An employee who leaves work for personal reasons is not deemed to have left work voluntarily with good cause. Brady, supra, 152 N.J. at 213; Rider Coll. v. Bd. of Review, 167 N.J. Super. 42, 47-48 (App. Div. 1979). "Mere dissatisfaction with working conditions which are not shown to be abnormal or do not affect health, does not constitute cause for leaving work voluntarily." Domenico, supra, 192 N.J. Super. at 288 (quoting Medwick v. Bd. of Review, 69 N.J. Super. 338, 345 (App. Div. 1961)). "'The decision to leave unemployment must be compelled by real, substantial and reasonable circumstances . . . attributable to the work.'" Fernandez v. Bd. of Review, 304 N.J. Super. 603, 606 (App. Div. 1997) (quoting Domenico, supra, 192 N.J. Super. at 288). "[I]t is the employee's responsibility to do what is necessary and reasonable in order to remain employed." Domenico, supra, 192 N.J. Super. at 288 (citing Condo v. Bd. of Review, 158 N.J. Super. 172, 175 (1978)).
A claimant who leaves work for medical reasons may qualify for unemployment benefits when the claimant submits unequivocal medical evidence that the work caused or aggravated the health problem. Wojcik v. Bd. of Review, 58 N.J. 341, 344 (1971) (finding doctor's equivocal statement that work "may" have aggravated claimant's condition insufficient to support claim); Israel v. Bally's Park Place, Inc., 2 83 N.J. Super. 1, 6 (App. Div. 1995) (where an employee asserts that voluntary separation resulted from detrimental effects on health, entitlement to unemployment benefits requires a showing by "adequate medical evidence" that the work environment aggravated the illness), certif. denied, 143 N.J. 326 (1996); Brown v. Bd. of Review, 117 N.J. Super. 399, 404 (App. Div. 1971) (finding claimant's "conclusory statements" that his work aggravated his medical condition insufficient to support claim); N.J.A.C. 12:17-9.3(d) (noting that "medical certification shall be required to support a finding of good cause attributable to work").
Here, the only support proffered by Monaco was the consultation report of his doctor wherein Monaco reported to his doctor that he "has been feeling kind of distraught and sad after an incident at work. He said he has been stressed and he has had some abusive statements made to him by workers." These conclusory statements are insufficient to adequately support Monaco's claim. Here, the only evidence offered is an uncertified consultation report from his doctor that unquestionably fails to meet the standard of proof.

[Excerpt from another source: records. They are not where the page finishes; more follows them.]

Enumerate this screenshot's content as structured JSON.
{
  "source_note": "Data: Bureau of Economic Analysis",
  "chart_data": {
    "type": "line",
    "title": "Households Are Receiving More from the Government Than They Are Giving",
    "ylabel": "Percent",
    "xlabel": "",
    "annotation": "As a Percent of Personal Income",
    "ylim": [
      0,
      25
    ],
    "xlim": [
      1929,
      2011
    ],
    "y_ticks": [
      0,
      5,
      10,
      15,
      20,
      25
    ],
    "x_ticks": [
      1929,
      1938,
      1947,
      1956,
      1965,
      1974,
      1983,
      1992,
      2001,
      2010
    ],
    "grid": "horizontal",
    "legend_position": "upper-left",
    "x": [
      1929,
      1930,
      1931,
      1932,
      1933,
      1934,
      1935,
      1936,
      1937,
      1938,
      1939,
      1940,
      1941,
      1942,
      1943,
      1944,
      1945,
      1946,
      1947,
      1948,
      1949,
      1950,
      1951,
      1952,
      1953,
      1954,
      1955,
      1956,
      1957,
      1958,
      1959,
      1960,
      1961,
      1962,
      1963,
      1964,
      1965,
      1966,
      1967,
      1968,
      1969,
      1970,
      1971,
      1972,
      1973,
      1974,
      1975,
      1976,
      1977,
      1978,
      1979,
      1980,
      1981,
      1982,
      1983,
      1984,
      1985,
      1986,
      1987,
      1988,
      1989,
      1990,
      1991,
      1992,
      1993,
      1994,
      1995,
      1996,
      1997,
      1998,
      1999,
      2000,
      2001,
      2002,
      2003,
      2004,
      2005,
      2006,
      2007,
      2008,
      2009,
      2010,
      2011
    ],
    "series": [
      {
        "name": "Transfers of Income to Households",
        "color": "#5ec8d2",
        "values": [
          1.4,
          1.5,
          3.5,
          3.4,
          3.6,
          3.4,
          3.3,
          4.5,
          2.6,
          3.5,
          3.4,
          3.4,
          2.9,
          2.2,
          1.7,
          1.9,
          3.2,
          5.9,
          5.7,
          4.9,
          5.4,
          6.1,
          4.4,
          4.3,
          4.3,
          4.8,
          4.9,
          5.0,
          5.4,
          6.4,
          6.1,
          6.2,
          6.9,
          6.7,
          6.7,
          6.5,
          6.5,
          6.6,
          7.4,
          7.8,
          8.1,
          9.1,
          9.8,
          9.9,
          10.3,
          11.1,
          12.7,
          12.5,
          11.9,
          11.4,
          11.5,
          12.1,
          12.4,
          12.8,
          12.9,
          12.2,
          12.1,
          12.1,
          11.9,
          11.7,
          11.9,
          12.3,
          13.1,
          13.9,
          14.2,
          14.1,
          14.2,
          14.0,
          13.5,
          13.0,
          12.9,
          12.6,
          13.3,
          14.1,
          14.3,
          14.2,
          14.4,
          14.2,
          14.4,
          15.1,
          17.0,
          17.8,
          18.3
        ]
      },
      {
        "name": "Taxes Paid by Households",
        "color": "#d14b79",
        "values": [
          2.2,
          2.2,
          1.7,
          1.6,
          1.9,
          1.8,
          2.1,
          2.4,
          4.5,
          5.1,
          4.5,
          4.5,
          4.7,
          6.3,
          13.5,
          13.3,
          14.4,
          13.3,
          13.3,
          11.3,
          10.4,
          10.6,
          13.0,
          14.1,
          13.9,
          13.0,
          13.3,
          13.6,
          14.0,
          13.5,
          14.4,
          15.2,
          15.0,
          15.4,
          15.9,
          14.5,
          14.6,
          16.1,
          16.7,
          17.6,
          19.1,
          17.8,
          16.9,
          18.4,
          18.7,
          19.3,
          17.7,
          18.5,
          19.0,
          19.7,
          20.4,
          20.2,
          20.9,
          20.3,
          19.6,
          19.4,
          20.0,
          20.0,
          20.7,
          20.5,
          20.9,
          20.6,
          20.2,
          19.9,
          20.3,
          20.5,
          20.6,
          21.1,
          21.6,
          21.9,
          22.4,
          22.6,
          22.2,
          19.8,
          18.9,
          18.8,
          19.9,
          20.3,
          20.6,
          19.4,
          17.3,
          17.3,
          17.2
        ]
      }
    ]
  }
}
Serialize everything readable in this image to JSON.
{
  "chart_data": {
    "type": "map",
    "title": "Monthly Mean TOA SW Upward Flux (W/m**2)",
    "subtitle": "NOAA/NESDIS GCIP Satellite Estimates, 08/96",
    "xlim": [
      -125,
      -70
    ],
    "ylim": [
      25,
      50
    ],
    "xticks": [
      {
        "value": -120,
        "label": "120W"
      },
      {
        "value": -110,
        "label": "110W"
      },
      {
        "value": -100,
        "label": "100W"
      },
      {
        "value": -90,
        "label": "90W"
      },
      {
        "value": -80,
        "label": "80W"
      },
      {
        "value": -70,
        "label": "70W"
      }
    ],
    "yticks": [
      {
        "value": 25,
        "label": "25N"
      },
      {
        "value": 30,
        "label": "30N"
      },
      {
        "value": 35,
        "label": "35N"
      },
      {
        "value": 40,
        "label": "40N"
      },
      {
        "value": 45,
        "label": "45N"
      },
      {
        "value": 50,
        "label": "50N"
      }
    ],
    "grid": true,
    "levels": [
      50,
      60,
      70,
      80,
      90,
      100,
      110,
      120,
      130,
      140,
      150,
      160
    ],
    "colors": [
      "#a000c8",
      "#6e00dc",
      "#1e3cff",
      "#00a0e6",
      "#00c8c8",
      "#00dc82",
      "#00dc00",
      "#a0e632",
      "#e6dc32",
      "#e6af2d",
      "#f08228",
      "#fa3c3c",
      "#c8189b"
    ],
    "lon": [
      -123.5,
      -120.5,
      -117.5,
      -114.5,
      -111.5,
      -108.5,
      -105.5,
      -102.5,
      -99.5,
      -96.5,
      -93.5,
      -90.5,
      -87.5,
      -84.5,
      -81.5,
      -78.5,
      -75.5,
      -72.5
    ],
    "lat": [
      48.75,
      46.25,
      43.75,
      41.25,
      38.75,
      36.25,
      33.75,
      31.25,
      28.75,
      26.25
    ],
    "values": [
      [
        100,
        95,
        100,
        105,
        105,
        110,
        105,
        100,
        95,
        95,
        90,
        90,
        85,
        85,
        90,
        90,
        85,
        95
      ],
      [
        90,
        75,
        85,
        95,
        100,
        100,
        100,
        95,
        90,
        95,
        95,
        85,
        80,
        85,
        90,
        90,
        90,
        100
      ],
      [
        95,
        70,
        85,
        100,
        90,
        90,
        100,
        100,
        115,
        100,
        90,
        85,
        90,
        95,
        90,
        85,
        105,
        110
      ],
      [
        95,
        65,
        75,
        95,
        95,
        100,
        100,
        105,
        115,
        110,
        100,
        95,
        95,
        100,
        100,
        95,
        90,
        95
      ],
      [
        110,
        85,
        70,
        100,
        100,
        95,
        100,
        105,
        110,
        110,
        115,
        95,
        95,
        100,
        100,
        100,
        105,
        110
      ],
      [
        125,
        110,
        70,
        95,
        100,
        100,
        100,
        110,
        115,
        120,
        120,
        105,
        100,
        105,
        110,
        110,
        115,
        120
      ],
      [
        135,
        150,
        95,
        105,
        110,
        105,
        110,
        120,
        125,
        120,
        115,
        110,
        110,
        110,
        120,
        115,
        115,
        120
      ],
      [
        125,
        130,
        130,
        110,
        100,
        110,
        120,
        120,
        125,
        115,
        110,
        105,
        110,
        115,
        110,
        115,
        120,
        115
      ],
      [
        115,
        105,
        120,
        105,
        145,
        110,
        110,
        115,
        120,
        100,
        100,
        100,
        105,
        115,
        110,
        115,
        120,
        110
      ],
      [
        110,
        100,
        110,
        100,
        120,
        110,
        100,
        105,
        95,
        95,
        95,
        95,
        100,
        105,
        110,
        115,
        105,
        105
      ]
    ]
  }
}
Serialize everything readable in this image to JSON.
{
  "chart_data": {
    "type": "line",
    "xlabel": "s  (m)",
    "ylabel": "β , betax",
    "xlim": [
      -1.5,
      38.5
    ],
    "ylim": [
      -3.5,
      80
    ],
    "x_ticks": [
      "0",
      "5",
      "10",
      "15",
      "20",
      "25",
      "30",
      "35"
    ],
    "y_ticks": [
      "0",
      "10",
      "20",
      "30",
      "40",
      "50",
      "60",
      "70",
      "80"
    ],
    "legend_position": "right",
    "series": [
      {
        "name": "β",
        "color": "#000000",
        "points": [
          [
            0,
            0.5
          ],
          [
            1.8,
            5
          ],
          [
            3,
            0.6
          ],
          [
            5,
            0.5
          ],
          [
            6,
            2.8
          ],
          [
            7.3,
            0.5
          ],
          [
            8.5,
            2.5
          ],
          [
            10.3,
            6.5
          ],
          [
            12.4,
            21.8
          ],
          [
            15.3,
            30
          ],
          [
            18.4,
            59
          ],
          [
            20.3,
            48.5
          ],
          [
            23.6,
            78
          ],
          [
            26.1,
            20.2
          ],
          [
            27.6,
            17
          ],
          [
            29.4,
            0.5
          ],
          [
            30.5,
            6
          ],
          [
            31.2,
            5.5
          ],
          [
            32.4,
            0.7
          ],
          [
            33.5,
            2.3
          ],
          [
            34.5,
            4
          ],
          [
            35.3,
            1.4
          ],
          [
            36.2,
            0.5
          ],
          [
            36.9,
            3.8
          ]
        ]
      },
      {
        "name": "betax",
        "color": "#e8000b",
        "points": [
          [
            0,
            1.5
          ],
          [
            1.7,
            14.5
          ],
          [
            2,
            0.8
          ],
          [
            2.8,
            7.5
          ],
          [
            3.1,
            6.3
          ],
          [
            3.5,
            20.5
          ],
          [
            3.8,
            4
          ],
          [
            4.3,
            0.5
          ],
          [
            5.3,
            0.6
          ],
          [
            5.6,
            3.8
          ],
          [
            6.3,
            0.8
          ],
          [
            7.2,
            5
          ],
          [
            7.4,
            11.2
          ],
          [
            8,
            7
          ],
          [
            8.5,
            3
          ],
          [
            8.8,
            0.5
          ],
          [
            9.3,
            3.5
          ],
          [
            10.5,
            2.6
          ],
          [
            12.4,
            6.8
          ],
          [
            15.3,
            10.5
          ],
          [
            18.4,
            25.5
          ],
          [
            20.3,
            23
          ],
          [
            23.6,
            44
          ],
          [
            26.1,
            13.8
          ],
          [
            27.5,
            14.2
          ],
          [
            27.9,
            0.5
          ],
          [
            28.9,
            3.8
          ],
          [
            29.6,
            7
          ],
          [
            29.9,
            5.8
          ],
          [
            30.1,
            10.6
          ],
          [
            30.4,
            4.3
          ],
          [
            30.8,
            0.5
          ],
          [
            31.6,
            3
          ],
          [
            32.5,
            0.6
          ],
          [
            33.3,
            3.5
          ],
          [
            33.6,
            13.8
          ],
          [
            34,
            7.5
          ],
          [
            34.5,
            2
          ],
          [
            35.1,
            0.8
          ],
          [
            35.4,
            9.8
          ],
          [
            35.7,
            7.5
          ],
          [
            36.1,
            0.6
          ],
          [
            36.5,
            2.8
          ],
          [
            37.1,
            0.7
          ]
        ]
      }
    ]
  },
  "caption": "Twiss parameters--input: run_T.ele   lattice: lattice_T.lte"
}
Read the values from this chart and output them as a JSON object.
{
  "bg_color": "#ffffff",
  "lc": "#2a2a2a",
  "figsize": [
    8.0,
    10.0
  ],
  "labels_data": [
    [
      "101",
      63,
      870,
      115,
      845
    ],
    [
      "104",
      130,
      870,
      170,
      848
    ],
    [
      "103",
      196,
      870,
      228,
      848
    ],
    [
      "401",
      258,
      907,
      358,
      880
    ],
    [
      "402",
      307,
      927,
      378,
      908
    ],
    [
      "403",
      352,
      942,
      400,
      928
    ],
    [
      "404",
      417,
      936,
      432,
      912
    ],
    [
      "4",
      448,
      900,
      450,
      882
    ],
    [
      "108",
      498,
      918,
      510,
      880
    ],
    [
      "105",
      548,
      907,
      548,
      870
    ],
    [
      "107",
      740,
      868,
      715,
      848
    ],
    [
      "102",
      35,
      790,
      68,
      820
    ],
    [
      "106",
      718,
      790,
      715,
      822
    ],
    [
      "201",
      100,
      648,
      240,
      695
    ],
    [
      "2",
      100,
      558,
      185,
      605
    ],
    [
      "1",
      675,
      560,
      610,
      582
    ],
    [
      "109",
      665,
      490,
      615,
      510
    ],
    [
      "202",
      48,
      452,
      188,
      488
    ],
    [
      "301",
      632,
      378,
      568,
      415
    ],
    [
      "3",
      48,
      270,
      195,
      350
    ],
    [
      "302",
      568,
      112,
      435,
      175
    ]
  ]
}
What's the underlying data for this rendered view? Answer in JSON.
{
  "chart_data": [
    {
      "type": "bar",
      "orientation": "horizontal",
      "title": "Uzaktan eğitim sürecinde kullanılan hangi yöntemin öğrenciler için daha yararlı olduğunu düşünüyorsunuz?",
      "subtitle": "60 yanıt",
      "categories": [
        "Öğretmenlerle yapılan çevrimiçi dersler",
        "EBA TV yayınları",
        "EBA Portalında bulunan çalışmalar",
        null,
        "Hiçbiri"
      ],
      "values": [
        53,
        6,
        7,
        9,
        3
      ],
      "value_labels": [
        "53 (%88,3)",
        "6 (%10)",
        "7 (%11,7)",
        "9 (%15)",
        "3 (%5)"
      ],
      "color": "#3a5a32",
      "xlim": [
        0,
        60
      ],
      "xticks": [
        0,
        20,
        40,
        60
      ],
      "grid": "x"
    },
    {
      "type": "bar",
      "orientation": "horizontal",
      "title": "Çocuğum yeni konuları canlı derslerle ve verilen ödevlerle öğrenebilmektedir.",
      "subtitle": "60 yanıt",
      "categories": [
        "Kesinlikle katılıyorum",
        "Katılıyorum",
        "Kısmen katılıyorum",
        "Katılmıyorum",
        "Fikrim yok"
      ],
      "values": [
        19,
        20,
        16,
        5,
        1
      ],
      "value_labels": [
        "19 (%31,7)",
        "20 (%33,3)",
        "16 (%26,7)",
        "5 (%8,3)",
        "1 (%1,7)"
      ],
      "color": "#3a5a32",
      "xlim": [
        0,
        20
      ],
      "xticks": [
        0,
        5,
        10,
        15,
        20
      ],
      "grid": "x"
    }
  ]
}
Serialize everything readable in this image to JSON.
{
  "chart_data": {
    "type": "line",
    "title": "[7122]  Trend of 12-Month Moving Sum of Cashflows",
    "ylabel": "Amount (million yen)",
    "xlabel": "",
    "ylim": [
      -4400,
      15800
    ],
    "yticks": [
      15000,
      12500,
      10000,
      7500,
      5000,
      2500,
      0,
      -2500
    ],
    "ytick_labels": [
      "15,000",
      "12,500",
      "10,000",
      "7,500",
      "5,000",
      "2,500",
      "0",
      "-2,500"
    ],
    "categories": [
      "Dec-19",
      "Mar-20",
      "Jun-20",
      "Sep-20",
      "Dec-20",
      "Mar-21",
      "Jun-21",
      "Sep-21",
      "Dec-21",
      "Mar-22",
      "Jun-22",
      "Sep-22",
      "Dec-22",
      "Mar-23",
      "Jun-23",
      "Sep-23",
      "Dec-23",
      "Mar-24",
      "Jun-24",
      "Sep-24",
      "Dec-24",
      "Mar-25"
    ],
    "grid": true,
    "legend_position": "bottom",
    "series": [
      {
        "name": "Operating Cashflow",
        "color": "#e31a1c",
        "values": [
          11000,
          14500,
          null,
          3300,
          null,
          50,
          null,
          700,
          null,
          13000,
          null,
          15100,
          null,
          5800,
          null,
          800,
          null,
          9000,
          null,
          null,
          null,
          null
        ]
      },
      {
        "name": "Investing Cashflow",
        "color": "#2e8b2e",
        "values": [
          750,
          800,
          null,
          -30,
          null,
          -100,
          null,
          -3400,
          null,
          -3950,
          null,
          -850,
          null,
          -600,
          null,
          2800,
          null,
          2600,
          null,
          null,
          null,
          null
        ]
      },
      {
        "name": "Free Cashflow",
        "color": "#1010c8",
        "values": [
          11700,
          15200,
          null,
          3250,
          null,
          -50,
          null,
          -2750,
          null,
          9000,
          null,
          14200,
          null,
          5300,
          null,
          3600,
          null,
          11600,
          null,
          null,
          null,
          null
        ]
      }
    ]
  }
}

Monaco failed to carry his burden of proving that he did what was reasonable and necessary to remain employed. We affirm the denial of benefits for the reasons expressed by the Board, which were supported by substantial, credible evidence in the record. R. 2:11-3(e)(1)(D).
Affirmed.
I hereby certify that the foregoing is a true copy of the original on file in my office.